In oceanography, the sverdrup (symbol: Sv) is a non-SI metric unit of volumetric flow rate, with 1 Sv equal to 1 e6m3/s, or equivalently 1 cubic hectometer per second (symbol: hm^{3}/s or hm^{3}⋅s^{−1}). It is used almost exclusively in oceanography to measure the volumetric rate of transport of ocean currents. It is named after Harald Sverdrup.

One sverdrup is about five times what is carried at the estuary by the world's largest river, the Amazon. In the context of ocean currents, a volume of one million cubic meters may be imagined as a "slice" of ocean with dimensions 1 km × 1 km × 1 m (width × length × thickness) or a cube with dimensions 100 m × 100 m × 100 m. At this scale, these units can be more easily compared in terms of width of the current (several km), depth (hundreds of meters), and current speed (as meters per second). Thus, a hypothetical current 50 km wide, 500 m (0.5 km) deep, and moving at 2 m/s would be transporting 50 Sv of water.
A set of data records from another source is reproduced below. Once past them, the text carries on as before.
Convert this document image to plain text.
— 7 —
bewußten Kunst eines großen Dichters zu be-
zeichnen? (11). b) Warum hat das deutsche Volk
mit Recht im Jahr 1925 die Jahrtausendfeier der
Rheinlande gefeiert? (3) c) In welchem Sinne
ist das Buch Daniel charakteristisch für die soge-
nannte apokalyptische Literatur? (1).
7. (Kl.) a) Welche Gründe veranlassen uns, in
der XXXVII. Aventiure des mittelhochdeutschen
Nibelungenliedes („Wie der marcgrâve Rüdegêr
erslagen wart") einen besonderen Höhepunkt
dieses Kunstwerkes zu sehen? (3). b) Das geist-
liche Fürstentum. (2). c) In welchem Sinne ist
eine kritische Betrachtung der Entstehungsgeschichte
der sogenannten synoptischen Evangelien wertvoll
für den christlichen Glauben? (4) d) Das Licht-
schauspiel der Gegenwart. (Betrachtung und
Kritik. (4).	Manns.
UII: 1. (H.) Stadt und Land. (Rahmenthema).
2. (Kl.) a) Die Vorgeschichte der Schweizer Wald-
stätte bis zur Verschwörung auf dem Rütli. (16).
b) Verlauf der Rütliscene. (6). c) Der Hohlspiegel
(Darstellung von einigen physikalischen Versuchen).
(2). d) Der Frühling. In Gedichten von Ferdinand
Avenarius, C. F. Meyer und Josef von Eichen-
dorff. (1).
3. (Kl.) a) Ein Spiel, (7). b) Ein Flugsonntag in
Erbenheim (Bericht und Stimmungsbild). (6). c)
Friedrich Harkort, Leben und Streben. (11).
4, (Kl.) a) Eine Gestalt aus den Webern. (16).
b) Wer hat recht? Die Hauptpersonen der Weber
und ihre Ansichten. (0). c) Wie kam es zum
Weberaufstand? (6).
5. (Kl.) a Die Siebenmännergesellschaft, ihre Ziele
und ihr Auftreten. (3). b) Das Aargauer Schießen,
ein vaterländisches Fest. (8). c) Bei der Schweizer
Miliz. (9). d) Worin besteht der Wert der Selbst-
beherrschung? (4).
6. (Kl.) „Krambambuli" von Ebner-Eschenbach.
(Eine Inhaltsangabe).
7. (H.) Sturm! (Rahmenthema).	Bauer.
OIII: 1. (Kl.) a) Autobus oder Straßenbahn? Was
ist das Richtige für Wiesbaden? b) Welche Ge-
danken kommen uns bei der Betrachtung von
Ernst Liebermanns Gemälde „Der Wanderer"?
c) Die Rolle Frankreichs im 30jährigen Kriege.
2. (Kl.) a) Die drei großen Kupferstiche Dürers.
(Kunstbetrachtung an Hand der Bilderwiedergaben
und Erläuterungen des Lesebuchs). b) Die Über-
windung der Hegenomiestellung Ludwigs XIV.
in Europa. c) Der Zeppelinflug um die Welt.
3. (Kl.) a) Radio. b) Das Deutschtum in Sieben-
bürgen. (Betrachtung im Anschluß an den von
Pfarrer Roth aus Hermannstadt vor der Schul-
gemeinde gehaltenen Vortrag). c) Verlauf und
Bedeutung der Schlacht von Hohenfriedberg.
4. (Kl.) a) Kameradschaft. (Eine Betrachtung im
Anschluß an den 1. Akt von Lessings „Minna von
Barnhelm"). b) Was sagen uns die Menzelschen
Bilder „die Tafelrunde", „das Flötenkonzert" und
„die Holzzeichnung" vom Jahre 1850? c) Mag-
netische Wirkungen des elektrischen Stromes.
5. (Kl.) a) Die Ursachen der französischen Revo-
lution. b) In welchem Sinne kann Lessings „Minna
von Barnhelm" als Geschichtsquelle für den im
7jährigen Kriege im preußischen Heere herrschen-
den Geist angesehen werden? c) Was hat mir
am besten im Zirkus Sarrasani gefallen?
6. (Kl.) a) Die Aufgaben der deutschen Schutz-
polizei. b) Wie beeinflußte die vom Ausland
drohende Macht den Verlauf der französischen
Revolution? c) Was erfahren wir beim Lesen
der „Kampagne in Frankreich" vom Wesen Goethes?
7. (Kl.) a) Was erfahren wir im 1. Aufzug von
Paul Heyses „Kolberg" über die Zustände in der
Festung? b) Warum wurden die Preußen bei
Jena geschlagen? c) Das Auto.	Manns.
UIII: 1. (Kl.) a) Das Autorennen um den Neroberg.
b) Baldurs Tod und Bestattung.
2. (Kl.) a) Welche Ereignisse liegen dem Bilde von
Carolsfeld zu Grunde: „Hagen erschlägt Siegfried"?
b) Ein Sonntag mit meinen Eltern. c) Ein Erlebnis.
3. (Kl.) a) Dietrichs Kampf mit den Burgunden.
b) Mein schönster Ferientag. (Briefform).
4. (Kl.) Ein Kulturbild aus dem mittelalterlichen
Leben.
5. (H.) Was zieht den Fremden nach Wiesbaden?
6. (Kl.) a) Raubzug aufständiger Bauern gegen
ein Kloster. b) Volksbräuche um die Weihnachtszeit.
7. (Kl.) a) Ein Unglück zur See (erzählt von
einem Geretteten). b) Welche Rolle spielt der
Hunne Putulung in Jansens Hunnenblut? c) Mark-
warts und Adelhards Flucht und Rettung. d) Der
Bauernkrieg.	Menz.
The sverdrup is distinct from the sievert, SI unit of radiation, or the svedberg, non-SI unit of sedimentation rate. All three use the same symbol, but they are not related.

== History ==
The sverdrup is named in honor of the Norwegian oceanographer, meteorologist and polar explorer Harald Ulrik Sverdrup (1888–1957), who wrote the 1942 volume The Oceans, Their Physics, Chemistry, and General Biology together with Martin W. Johnson and Richard H. Fleming.

In the 1950s and early 1960s both Soviet and North American scientists contemplated the damming of the Bering Strait, thus enabling temperate Atlantic water to heat up the cold Arctic Sea and, the theory went, making Siberia and northern Canada more habitable. As part of the North American team, Canadian oceanographer Maxwell Dunbar found it "very cumbersome" to repeatedly reference millions of cubic meters per second. He casually suggested that as a new unit of water flow, "the inflow through Bering Strait is one sverdrup". At the Arctic Basin Symposium in October 1962, the unit came into general usage.

== Examples ==
The water transport in the Gulf Stream gradually increases from 30 Sv in the Florida Current to a maximum of 150 Sv south of Newfoundland at the longitude 55° W.

The Antarctic Circumpolar Current, at approximately 125 Sv, is the largest ocean current.

The entire global input of fresh water from rivers to the ocean is approximately 1.2 Sv.